Like manufacturing, agricultural employment continues to get squeezed by productivity gains and automation. But unlike traditional manufacturing, the U.S. runs a trade surplus in agricultural goods, exporting over $100 billion worth of grains, dairy, poultry, and livestock a year. This keeps the wealth here, and more importantly, continues to make the Plains the world's leading center of agriculture much as Silicon Valley is for semiconductor design. South Dakota, whose leading export is processed foods, is home to some of the lowest metro unemployment rates in the country. And unlike coastal cities, Plains cities' low costs of living prevent massive income disparities from developing.

Being in a region that runs trade surpluses, and is home to large exporters makes the larger cities more attractive to immigrants. 15% of Minneapolis residents were born outside the U.S., compared to just 4% of Cleveland residents. Minnesota's biggest exporter, Cargill, is in the exciting business of exporting grains for feeding livestock, hardly the sort of activity that will get Duluth on Fortune's next "Hot 20 cities for singles" listing.

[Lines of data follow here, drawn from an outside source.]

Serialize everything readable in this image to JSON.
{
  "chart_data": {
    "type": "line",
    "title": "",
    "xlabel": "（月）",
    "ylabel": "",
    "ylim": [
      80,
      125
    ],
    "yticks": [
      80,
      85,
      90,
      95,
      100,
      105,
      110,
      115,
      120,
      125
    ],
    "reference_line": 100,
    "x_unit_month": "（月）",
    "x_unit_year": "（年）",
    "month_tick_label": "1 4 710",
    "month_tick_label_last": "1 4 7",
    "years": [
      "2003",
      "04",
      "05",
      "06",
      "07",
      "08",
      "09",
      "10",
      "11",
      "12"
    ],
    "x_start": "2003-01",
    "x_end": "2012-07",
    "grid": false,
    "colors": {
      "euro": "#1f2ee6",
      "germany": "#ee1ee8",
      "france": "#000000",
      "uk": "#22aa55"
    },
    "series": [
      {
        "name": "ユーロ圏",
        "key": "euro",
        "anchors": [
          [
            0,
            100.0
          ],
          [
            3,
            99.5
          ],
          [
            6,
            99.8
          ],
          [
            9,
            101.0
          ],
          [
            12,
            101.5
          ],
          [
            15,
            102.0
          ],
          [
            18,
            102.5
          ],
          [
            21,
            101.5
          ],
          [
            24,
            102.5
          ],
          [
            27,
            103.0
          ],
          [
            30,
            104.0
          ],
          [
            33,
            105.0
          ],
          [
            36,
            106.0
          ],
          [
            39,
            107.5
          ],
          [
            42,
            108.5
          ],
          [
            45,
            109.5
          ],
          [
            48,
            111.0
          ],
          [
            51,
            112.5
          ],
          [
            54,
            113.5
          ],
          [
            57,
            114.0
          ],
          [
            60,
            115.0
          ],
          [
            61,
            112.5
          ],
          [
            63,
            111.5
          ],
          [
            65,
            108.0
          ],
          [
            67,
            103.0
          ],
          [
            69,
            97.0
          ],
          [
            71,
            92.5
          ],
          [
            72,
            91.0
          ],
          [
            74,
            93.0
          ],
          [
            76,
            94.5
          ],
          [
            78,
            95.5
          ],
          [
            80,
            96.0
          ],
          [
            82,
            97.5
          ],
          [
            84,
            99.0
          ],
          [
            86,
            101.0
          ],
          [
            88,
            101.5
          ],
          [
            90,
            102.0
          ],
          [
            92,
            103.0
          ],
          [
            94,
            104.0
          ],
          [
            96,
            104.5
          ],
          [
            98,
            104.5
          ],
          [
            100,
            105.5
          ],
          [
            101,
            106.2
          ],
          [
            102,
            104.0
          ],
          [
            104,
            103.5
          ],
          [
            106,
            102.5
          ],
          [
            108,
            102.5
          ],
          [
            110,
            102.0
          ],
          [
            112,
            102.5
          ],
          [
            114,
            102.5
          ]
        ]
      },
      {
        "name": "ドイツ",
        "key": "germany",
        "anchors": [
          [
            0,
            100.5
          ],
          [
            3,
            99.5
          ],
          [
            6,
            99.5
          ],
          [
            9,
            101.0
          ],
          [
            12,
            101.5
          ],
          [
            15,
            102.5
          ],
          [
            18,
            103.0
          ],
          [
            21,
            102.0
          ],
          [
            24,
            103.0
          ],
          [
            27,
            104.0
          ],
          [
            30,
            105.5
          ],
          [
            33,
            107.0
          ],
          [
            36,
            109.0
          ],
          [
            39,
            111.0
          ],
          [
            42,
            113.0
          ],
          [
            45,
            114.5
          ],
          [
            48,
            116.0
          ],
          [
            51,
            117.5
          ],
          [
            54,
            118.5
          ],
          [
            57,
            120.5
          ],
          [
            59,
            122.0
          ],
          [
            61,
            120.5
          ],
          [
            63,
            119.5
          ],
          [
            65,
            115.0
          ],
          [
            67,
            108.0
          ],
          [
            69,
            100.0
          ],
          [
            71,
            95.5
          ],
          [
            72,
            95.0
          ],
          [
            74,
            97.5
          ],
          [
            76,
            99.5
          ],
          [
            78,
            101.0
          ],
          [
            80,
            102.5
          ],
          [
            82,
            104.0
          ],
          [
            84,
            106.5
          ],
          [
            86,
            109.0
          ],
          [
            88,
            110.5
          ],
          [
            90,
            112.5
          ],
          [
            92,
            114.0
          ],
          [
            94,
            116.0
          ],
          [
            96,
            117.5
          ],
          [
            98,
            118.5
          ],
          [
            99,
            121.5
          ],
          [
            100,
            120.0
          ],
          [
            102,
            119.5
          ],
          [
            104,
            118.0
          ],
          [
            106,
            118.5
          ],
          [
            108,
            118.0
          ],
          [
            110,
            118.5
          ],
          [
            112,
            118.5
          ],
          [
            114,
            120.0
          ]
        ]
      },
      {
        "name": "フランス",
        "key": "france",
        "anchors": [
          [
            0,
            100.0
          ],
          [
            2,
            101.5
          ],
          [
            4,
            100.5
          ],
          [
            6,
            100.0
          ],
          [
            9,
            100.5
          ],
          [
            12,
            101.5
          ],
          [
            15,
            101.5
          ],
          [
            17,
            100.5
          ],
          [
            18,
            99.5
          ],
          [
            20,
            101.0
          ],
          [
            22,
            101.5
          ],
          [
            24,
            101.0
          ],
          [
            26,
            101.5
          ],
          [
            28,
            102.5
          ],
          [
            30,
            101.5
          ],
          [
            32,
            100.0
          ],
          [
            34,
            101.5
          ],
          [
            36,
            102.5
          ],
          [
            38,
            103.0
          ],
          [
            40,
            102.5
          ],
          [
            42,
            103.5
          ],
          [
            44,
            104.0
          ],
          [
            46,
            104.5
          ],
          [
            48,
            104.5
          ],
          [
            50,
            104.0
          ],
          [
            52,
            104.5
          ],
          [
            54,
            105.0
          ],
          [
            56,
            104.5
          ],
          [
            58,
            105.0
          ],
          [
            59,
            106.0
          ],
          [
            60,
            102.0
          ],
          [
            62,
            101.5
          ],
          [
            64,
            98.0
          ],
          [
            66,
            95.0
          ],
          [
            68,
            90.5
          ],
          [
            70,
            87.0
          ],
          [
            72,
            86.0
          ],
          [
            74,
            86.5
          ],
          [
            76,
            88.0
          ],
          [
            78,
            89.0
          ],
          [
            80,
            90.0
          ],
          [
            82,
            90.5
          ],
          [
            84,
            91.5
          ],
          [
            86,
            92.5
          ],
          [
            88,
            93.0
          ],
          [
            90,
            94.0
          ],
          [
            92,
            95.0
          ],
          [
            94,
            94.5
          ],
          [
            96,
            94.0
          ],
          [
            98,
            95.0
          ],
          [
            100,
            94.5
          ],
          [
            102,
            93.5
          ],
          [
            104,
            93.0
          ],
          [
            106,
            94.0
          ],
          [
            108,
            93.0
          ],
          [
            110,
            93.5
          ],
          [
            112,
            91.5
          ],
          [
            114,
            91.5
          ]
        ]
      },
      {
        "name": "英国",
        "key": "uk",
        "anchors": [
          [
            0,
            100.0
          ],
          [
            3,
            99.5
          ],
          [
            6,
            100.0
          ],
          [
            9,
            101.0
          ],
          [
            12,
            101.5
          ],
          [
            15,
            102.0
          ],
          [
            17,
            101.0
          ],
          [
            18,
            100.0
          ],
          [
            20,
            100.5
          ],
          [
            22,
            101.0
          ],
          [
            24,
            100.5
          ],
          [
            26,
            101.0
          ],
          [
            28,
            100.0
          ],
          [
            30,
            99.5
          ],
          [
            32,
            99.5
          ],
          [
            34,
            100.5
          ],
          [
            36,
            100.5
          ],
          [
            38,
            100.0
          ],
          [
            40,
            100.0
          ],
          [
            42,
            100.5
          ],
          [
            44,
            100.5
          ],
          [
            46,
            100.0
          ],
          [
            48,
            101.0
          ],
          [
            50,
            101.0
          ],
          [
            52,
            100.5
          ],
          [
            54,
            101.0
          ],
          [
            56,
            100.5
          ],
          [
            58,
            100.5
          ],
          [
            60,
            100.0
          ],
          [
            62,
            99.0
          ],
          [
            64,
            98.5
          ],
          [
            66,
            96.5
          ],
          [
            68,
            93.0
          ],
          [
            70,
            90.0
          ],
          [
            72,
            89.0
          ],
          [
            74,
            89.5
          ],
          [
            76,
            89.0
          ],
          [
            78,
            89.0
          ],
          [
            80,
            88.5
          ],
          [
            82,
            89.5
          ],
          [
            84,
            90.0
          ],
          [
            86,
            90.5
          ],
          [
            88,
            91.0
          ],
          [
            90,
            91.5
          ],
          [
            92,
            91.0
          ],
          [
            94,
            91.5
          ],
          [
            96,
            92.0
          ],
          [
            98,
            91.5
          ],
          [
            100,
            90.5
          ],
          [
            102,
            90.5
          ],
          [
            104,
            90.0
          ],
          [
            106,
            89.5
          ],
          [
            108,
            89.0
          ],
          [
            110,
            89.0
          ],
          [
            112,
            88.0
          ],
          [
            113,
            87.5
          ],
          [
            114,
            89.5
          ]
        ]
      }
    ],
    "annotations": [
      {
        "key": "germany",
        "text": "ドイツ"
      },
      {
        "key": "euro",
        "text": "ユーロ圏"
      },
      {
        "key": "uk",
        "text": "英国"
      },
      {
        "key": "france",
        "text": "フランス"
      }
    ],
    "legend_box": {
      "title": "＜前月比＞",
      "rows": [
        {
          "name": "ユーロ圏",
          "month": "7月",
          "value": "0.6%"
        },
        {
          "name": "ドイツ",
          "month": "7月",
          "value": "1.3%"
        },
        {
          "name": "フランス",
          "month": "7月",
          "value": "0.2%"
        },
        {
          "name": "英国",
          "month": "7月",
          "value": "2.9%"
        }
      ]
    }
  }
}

Rather than chasing after some solar panel factory that will be competing with similar facilities in Malaysia and the Philippines, it makes more sense for regions, especially those off the coasts, to target under-appreciated industries that run trade surpluses.


  1. Fargo happens to be where Great Plains Software was founded. It is now owned by Microsoft and Fargo is Microsoft's second largest engineering center outside Redmond. They employ over 1000 in Fargo, which is huge in a city of only around 100,000 people. Also, North Dakota is booming because of oil/energy, which is good for them, but has little to do with public policy and much to do with the luck of geography. So it's not a good example for agriculture.

  2. Great Plains Software was financed by the owner mortgaging the family grain elevator.

    Moreover, North Dakota exports $8,000 worth of agricultural commodities per resident per year. In the exciting industry of feed grains, its exports quintupled from 2004 to 2008. Its soybean exports tripled over the same period.

    Its oil production is going up, but South Dakota has similarly low unemployment rates, in spite of producing very little oil.

    U.S. ag exports rose from $62 billion in 2004 to $115 billion in 2008, and have been essential to the Plains states maintaining economic stability not seen in any many other areas. Industries like ag that run trade surpluses are far more sustainable to regional economic development than those itching to be outsourced, which includes the "hot" sector of solar panel manufacturing.